Ukraine-Konflikt
Putin erkennt selbsternannte „Volksrepubliken“ an
Er hat es getan. Nach einer inszenierten Sitzung von Russlands nationalem Sicherheitsrat, erkennt der russische Präsident Wladimir Putin die selbsternannten „Volksrepubliken“ Donezk und Luhansk an. Was das heißt, ist vorerst unklar.

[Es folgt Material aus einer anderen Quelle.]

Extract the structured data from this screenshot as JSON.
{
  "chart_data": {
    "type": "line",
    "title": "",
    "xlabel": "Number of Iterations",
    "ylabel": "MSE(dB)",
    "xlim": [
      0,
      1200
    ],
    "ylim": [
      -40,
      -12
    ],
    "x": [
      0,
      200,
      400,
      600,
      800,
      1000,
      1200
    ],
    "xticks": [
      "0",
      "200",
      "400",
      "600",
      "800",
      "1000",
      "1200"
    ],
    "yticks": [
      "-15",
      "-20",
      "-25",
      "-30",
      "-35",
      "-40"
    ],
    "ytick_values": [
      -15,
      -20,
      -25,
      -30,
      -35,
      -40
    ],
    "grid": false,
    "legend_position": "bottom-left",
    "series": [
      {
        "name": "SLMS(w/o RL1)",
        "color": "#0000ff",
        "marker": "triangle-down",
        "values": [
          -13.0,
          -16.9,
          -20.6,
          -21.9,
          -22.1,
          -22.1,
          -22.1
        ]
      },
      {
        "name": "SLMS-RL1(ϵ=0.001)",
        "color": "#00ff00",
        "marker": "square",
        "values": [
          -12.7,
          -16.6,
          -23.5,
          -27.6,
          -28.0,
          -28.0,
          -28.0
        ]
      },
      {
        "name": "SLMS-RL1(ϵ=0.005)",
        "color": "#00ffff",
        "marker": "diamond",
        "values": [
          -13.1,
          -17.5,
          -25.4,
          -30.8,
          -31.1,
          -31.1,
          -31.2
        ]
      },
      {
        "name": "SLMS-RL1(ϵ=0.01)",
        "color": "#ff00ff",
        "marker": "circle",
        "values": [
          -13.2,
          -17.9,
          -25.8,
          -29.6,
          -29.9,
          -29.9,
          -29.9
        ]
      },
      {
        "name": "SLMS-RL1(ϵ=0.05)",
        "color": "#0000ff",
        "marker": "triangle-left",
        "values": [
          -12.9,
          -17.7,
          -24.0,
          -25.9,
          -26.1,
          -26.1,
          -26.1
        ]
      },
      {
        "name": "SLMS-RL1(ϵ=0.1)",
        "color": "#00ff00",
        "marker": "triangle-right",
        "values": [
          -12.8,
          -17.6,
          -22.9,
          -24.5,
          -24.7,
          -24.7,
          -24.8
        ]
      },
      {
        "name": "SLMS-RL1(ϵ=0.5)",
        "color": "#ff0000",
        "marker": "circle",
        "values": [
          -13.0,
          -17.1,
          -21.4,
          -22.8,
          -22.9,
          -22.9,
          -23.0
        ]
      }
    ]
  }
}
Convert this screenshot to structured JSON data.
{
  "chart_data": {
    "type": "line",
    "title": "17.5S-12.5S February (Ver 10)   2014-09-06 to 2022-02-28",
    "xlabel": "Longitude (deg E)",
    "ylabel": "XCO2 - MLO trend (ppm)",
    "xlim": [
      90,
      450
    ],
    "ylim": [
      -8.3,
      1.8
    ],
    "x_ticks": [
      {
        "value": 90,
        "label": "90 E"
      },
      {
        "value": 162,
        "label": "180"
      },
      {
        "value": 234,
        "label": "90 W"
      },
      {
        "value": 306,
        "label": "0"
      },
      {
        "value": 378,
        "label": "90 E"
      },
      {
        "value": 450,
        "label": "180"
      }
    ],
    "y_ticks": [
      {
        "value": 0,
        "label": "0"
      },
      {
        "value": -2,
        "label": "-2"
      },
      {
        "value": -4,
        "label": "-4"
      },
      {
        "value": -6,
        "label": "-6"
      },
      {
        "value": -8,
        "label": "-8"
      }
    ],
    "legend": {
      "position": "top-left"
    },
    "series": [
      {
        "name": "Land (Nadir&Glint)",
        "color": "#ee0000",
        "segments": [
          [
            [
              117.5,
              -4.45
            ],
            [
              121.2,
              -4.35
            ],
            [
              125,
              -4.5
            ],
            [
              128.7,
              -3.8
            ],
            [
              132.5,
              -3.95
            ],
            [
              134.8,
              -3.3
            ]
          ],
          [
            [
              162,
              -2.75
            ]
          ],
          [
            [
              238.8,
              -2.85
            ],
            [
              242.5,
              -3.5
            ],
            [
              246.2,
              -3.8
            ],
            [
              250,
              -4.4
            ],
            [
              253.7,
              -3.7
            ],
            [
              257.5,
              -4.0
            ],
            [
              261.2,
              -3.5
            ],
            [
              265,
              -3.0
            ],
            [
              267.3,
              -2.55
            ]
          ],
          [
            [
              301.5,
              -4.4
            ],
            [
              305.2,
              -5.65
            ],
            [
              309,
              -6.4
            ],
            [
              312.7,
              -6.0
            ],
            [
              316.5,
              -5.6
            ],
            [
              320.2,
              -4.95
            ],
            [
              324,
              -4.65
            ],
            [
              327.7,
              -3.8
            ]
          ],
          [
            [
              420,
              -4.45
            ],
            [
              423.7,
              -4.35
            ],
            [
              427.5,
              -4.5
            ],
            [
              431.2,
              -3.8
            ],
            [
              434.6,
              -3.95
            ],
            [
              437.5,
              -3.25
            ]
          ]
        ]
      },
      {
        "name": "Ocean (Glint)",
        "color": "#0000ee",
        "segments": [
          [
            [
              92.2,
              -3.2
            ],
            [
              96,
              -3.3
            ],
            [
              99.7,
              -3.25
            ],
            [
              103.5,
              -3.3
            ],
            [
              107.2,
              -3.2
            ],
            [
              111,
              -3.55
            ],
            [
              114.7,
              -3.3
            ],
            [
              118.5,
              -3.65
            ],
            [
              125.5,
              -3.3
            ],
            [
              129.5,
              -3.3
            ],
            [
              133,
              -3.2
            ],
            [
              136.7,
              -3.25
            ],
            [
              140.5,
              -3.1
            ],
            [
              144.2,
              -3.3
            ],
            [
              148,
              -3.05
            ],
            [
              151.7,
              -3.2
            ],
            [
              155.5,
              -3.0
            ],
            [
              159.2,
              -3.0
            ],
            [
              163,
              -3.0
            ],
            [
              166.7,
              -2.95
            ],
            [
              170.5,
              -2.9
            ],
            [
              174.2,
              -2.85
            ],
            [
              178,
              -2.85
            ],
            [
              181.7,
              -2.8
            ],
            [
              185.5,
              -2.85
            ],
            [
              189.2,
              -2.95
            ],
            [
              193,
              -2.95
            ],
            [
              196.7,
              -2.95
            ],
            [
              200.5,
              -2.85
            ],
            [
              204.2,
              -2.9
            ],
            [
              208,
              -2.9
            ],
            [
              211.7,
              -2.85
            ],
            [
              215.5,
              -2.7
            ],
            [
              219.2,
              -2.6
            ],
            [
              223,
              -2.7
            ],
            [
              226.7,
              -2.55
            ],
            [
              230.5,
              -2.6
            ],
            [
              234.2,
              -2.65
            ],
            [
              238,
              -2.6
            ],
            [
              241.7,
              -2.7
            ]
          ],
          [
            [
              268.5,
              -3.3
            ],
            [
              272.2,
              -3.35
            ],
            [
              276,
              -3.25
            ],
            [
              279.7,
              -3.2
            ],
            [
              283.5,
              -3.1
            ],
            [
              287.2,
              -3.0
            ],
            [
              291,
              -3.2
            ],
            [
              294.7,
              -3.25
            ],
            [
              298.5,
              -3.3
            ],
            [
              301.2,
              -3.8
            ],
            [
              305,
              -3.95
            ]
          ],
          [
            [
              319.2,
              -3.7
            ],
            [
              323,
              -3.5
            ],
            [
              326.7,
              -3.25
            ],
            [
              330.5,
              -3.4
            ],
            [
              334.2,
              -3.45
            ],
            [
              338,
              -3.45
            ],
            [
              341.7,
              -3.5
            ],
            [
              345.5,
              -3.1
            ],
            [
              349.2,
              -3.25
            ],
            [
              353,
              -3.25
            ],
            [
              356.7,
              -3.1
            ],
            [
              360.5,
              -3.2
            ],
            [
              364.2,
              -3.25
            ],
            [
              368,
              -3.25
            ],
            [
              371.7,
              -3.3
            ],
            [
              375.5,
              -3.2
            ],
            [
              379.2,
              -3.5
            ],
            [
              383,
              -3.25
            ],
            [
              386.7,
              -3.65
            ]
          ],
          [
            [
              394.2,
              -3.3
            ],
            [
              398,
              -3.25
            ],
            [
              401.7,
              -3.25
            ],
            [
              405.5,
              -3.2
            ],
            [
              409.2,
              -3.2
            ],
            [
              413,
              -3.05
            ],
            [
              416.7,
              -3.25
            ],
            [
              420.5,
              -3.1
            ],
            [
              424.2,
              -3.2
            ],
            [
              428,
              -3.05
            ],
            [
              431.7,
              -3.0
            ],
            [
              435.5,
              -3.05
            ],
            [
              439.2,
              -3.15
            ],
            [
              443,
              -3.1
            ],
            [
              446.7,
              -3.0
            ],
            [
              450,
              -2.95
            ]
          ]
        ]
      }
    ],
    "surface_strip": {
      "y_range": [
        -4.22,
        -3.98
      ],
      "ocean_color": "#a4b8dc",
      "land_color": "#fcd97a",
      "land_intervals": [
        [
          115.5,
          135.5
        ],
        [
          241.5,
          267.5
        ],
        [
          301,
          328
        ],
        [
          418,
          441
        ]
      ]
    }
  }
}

Russlands Präsident Wladimir Putin hat gestern bei einer Fernsehansprache die Staatlichkeit der Ukraine als Ganzes infrage gestellt Foto: Uncredited/Pool Sputnik Kremlin/AP/dpa
„Die Zeit ist gekommen, Aufschub unmöglich.“ Walentina Matwijenko, die Vorsitzende des Föderationsrates, drängt. Wie alle anderen in Russlands Sicherheitsrat, die sich wie Schulkinder im Katharinensaal des Kremls versammelt haben, um Wladimir Putin, ihren Präsidenten, zu bitten. Zu flehen gar. Er belehrt sie, zwingt sie zum Hinsetzen – und er unterschreibt schließlich das Dekret: die Anerkennung der selbsternannten „Volksrepubliken“ Donezk und Luhansk. Damit ist das Minsker Abkommen, auf das Putin in den vergangenen Wochen gepocht hatte, gescheitert. Die Schuld daran gibt der Kreml Kiew – samt den USA und Europa, die in den Augen Putins nicht genug auf die Ukraine eingewirkt hätten.